ÜNİVERSİTE HOCALARIMIZIN ÇOĞU LİSE HOCASI BİLE OLAMAZ
Celal Şengör “Üniversite hocalarının çoğu lise hocası bile olamaz” demiş.
Türk toplumuna dünya çapında bir bilim adamı olarak “sunulan” (meşrebi ve ne yediği dikkate alındığında başka bir şey demek iktiza ederse de bu bize yakışmaz) birine bu sözü yakıştıramadım çünkü yaptığı kıyaslama yanlış olması yanında lise hocalarını da tahkir ediyor.
Maksadının üniversite hocalarının kifâyetsizliğini dile getirmek olduğu anlaşılıyor ama -daha önce defalarca şahit olduğumuz densizlikleri gibi- bir çuval inciri berbat ediyor.
Üniversite hocalığı başka bir iştir, lise hocalığı başka bir iştir; biri diğerinden üstün veya aşağı değildir.
Her ikisi de ayrı formasyonlar gerektirir.
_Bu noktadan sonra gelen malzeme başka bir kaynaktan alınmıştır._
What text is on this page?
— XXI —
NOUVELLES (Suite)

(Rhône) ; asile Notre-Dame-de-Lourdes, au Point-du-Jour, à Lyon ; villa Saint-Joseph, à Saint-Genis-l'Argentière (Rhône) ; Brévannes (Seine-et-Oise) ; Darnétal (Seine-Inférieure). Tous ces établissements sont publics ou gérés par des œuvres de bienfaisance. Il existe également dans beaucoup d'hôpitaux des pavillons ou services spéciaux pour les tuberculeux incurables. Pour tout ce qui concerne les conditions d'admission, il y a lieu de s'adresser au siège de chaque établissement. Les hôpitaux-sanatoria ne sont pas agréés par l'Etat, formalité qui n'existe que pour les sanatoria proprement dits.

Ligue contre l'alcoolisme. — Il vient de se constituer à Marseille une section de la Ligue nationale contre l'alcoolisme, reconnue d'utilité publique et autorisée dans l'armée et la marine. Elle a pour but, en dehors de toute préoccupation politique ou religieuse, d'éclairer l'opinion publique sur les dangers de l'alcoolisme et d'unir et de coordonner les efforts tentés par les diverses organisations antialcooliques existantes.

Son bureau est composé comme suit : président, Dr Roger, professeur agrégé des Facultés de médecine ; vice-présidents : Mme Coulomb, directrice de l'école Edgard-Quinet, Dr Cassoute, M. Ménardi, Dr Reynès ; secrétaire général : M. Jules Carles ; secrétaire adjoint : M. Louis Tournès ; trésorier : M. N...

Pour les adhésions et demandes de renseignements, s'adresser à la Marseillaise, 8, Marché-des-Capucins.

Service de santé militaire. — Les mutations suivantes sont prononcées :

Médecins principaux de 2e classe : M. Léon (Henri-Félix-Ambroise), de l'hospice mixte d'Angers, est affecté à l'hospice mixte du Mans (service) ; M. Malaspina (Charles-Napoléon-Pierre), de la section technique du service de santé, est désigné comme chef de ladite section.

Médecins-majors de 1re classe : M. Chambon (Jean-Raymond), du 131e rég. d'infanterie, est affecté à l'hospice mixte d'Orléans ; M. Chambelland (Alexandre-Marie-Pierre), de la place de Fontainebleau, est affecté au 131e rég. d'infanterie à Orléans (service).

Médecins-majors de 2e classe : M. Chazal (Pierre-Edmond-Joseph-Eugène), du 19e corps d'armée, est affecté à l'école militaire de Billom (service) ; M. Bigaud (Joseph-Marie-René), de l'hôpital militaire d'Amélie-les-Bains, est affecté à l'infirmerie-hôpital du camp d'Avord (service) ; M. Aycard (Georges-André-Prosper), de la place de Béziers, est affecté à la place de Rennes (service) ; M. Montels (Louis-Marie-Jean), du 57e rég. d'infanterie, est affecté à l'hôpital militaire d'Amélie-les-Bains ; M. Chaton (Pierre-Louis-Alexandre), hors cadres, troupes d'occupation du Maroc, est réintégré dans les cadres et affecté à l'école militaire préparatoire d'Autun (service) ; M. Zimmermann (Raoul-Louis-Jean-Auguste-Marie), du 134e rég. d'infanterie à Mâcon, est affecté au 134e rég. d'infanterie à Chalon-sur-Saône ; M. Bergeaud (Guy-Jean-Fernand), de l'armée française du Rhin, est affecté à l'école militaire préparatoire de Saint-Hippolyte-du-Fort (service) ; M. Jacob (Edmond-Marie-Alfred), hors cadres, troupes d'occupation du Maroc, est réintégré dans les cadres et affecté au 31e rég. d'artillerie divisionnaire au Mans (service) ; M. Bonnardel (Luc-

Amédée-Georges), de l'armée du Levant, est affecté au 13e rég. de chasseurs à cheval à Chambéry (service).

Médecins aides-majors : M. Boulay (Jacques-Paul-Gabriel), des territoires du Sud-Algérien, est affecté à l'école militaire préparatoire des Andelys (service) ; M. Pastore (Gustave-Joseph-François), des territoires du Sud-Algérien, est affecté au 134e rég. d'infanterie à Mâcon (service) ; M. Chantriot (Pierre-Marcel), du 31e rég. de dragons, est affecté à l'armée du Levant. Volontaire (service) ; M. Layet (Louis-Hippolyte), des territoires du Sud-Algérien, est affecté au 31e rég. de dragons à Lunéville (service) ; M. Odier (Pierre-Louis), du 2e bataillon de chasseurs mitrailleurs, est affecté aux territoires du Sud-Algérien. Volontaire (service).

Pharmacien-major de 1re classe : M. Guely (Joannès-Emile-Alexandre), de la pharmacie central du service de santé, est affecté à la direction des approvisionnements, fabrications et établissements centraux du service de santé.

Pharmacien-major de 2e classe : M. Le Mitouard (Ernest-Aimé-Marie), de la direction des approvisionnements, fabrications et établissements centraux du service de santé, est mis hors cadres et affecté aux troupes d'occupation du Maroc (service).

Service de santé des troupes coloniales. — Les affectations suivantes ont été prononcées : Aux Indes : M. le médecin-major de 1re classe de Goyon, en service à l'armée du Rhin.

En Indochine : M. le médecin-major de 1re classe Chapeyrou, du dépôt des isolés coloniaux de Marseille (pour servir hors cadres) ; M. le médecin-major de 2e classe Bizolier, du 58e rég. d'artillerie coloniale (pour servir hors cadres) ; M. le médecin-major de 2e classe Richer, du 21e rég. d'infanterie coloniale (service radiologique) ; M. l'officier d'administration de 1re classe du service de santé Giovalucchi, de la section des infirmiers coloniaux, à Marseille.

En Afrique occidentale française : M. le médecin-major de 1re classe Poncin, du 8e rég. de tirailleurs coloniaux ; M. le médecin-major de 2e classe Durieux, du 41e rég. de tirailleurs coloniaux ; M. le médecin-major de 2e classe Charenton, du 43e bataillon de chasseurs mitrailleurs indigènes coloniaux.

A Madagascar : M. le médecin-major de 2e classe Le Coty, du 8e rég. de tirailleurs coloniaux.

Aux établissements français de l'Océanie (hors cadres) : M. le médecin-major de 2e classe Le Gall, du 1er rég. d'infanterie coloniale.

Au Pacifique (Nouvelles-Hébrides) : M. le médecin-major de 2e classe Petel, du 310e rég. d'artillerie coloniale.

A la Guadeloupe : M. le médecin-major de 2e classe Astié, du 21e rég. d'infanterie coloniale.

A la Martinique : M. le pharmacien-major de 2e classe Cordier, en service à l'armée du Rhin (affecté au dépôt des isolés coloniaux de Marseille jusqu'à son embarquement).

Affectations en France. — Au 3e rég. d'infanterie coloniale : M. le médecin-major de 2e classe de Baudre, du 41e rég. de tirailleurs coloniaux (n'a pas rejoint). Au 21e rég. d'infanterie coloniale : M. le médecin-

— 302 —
TIR şoförü olan birine bisiklet bile kullanamaz demek neyse “üniversite hocalarının çoğu lise hocası bile olamaz” demek de farklı değildir.
Üniversite hocasından iyi bir lise hocası olması beklenemez.
Elma ile armut kıyaslanamaz.
Türkiye’ de bilimsel araştırma da yapılmıyor bilimsel yayın da
Ben de daha önce “Türkiye’ de bilimsel araştırma da yapılmıyor bilimsel yayın da” başlıklı makalemde akademi dünyamız ile ilgili görüşlerimi şöyle dile getirmiştim:
1. Gerçek bilimsel yayın akademik ilerleme veya yayın sayısını artırmak için değil, bilimsel araştırmaların sonuçlarını tıp dünyasına duyurmak için yapılır.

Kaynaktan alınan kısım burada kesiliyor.